The Belgians were impressed with Sastre, who mostly talked about family. The Spaniard came close to quitting cycling when his brother-in-law, former professional rider José María Jiménez, died in 2003. Plehiers praised Bjarne Riis for getting Sastre back on track. "We asked ourselves what we could do for Sastre. We decided on a fan club."
The man himself had simple thoughts on that. "That's crazy – I don't even have a fan club in Spain!" Sastre protested. But the Belgians persisted. They decided to donate the membership fees to the "Kinder Kanker Fonds", a foundation to support children with cancer in Belgium. Plehiers still remembers Sastre's exact words: "If you can use my image to make life better for these kids, you can count on me," Plehiers repeated the phrase that effectively started the club. The CSC-Saxo Bank rider agreed to match every euro raised.

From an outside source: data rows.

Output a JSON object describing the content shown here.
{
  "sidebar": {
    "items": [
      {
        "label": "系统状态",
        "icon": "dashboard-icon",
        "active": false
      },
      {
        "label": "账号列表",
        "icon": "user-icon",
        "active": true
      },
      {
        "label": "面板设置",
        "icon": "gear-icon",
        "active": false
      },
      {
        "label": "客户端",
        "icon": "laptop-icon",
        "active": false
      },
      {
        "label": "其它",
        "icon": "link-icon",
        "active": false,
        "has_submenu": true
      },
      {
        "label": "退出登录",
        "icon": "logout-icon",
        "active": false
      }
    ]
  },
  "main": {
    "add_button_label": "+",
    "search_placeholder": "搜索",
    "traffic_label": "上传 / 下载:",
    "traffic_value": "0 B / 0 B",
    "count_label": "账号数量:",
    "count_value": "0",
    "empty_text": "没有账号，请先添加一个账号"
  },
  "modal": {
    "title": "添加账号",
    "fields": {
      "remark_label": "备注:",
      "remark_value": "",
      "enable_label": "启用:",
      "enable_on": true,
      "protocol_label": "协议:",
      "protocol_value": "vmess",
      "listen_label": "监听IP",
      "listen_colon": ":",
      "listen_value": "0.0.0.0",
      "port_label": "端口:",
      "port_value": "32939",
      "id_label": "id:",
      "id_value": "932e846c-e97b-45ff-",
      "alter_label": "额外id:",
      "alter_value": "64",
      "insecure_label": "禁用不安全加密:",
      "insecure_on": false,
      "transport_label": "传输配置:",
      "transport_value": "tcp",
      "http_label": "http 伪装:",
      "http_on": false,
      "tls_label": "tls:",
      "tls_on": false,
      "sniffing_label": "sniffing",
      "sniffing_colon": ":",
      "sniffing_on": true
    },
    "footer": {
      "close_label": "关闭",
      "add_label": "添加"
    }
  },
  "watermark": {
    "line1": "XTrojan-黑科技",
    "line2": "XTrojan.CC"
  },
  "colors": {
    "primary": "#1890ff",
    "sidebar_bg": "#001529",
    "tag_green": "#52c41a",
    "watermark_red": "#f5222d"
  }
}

Putting the fan in fanclub
61 year-old Plehiers uses his flexible three day-per-week schedule to go to as many races as he can. He was at the start of the Tour de France in Brest, witnessed the time trial in Cholet and was there at the rest day. He also followed stage 16 on the col de la Bonnette-Restefond. And of course he and other fan club members went to Alpe d'Huez.
Dullaers was glued to his TV back home, and admitted, "I didn't expect Sastre to win. Podium yes, but yellow? There was a big party afterwards!" Plehiers travelled on to witness the all-important penultimate stage, the time trial from Cérilly to Saint Amand Montrond. For other members the suspense was too much and they returned home. But some made it to Paris the next day to celebrate on the Champs-Elysées.
Dullaers and some of his friends have met Sastre and his family as well. They went down to Ávila without an agenda, but doors quickly opened. "We told them we were from Belgium and from the Sastre fan club. They served us food and drinks and Sastre took us to a restaurant. All of his family members are really nice people." Dullaers, a cycling fan since he was a little boy, described the fan club as mostly Belgian. "There are a few members from Spain. There is one small fan club in Spain. It is mostly brothers and cousins from Sastre. They total maybe 50 people. Amigos Carlos Sastre is much bigger!"